The class was supposed to meet with Simmons earlier in the week, but technology issues prevented it from taking place. Simmons, however, insisted on trying again. His publicist explained Simmons felt bad they could not connect and did not want to let the students feel let down. While the class was told Simmons could spend 30 minutes with them he ended up speaking for an hour and 15 minutes as the engaging and jovial musician shared stories, advice and answered questions.

Talking about how KISS formed, Simmons recalled how committed the band was to practicing endlessly in a small New York City apartment. Despite his passion for music, he also worked various jobs including teaching.

“The thing we did right is we did what we envisioned and put together a band we had never seen on stage,” Simmons explained. “Ignore the naysayers and do what you love, but don’t quit your day job.”

Simmons noted he has never drank alcohol or used illegal drugs and encouraged students to do the same. When a student mentioned their teacher, Robert Renzi, was retiring this year, the 71-year-old Simmons teasingly responded, “Why the hell would you do that? What are you going to do?” which drew laughs from the students.

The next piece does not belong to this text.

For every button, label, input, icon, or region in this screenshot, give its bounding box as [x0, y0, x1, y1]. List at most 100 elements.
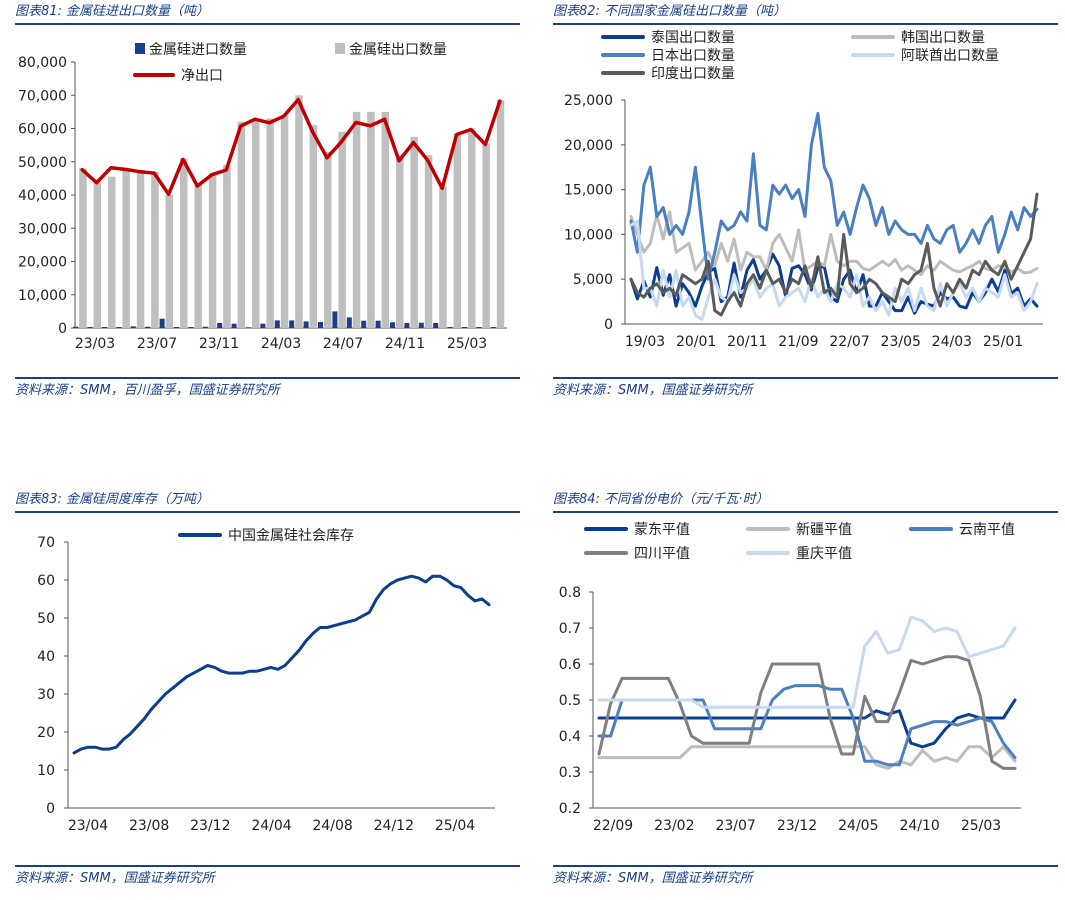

When a student asked if they could possibly get autographs, or at least for their teacher as a retirement gift, Simmons quickly agreed to send each person an autograph. He ended the meeting by telling students they could do anything if they put in the time and encouraged them not to be afraid of failure.

“If Gabe hadn’t reached out to me, we wouldn’t have met. He touched my heart because I used to be a teacher,” said Simmons.